Recently, plaintiffs’ attorneys have brought dozens of lawsuits against universities alleging that their retirement plan fiduciaries breached their duties under the Employee Retirement Income Security Act of 1974 (ERISA).
A failure to fulfill fiduciary duties under ERISA can lead to serious consequences, including personal liability under ERISA. There are steps fiduciaries can take to discharge their responsibilities and avoid these harsh results.
ERISA fiduciary duties
Under ERISA, fiduciaries of retirement plans must meet the highest standard of care known in law—the fiduciary duty. This requires fiduciaries to act solely in the interests of participants and beneficiaries—and with care, skill, prudence and diligence.
Fiduciaries must also act for the exclusive purpose of providing benefits to participants and beneficiaries. The best way to do this is to develop and document a process for making the fiduciary decisions.
Best practices begin with well-written, clearly drafted policies and procedures. The plan document should identify who is responsible for particular fiduciary functions. It might, for example, designate the board of directors as a fiduciary, but only to appoint the fiduciary committee established by the plan document.
An investment policy statement should address how the fiduciary committee decides investment issues. It should list investment objectives, asset-allocation policies, diversification approaches, spending policies, procedures for monitoring investments, and what assistance the committee should obtain from third-party advisors.
Failure to comply with written policies alone can be evidence of potential mismanagement. Therefore, policies must be clear, concise and enforceable, unless doing so would violate ERISA.
Training and auditing
Committee members should have diverse backgrounds and areas of expertise. Fiduciaries should be trained by outside counsel with expertise in ERISA retirement plans.
Effective audits evaluate the fiduciaries, service providers and documentation. Audits also check for lapses in fiduciary functions and whether any policy changes are required.
Many fiduciary decisions require specialized knowledge and information. Fiduciaries should retain third-party experts for these issues, and pay attention to what the fiduciary duty requires when selecting service providers.
Service providers must be independent—meaning they have no conflicts that might give the appearance that the service provider or fiduciaries are not acting in the best interests of the participants and beneficiaries.
Even though service providers might do most of the analysis and provide reports and recommendations to the fiduciaries, fiduciaries make the final decision, ensuring the decision is based on reliable information.

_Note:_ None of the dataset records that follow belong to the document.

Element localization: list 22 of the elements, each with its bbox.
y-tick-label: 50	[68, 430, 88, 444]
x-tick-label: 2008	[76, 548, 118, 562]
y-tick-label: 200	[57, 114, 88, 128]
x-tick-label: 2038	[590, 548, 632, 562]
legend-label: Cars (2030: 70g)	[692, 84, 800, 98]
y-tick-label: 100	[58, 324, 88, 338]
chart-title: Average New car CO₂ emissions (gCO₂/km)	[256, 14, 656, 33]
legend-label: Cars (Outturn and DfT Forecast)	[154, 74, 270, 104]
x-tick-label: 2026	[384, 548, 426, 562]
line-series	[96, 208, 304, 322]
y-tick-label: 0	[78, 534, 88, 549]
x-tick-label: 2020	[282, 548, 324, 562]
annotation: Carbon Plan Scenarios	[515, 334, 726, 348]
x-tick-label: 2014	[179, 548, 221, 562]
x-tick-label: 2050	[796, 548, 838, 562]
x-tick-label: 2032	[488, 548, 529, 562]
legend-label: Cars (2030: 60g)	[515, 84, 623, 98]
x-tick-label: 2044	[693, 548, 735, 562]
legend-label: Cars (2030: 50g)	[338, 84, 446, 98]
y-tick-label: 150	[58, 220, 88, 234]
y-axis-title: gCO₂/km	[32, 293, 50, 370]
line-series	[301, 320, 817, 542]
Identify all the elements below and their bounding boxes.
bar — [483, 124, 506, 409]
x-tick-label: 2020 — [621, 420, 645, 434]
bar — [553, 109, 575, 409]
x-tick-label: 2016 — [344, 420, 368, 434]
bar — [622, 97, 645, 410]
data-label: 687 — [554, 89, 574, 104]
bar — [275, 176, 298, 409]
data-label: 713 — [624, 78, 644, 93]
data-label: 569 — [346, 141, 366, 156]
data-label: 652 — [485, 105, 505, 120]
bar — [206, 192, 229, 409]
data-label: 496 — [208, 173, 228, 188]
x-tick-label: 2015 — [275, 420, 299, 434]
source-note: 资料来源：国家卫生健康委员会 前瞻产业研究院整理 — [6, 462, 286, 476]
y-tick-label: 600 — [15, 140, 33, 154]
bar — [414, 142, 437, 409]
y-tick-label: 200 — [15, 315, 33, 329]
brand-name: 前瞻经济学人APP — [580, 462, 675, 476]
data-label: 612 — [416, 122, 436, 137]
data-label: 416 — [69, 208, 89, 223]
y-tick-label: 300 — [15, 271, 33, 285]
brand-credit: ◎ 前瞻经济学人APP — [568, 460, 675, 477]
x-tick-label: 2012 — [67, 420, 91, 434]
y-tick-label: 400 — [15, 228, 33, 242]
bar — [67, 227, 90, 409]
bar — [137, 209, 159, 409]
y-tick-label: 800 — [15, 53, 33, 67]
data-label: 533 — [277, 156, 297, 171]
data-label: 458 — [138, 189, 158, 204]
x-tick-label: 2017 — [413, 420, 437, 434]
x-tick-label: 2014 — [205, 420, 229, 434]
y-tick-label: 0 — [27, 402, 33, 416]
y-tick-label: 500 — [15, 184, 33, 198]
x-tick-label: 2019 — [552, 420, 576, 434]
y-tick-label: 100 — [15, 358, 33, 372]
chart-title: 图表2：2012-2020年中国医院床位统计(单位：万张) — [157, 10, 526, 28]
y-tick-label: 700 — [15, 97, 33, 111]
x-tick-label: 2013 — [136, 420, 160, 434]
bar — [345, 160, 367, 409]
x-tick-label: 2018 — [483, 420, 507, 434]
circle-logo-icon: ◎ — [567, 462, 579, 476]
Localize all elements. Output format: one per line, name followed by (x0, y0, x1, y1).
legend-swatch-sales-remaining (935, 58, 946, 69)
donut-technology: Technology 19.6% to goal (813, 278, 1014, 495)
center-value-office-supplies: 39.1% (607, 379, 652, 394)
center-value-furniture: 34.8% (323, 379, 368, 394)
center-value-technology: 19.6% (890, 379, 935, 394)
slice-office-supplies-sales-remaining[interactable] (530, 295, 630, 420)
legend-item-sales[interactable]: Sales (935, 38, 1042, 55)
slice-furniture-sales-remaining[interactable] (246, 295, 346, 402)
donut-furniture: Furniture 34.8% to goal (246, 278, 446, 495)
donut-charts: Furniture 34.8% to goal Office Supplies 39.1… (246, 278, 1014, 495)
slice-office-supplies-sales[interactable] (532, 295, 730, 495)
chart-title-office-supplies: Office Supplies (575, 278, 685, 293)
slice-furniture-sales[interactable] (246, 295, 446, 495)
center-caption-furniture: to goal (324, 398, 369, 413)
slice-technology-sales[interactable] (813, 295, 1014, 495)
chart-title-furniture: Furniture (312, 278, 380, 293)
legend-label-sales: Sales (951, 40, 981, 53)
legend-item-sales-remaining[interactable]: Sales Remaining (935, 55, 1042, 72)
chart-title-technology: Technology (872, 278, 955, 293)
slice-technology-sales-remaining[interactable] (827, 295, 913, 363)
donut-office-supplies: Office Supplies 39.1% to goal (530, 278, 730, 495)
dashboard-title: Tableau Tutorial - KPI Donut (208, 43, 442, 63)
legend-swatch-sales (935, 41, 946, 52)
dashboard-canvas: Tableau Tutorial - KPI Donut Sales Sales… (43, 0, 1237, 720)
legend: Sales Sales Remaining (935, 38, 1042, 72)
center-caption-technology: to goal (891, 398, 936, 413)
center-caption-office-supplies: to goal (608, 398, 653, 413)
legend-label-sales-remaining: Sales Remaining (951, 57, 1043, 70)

Fiduciary decisions will likely be made at meetings. Fiduciaries have an obligation to ensure that prior decisions remain prudent over time, including decisions about the selection of service providers, the payment of fees by the plan, investment options, and plan administration issues.
Document the details
Reports should be drafted with an eye to the future so that they provide evidence of what happened years prior. A person with little knowledge of the plan should be able to understand the committee’s actions and decisions.
These practices will help fiduciaries fulfill their obligations and ensure that their decisions are given deference in the event of litigation.
Sarah Bassler Millar and Richard Pearl are with Drinker, Biddle & Reath LLP.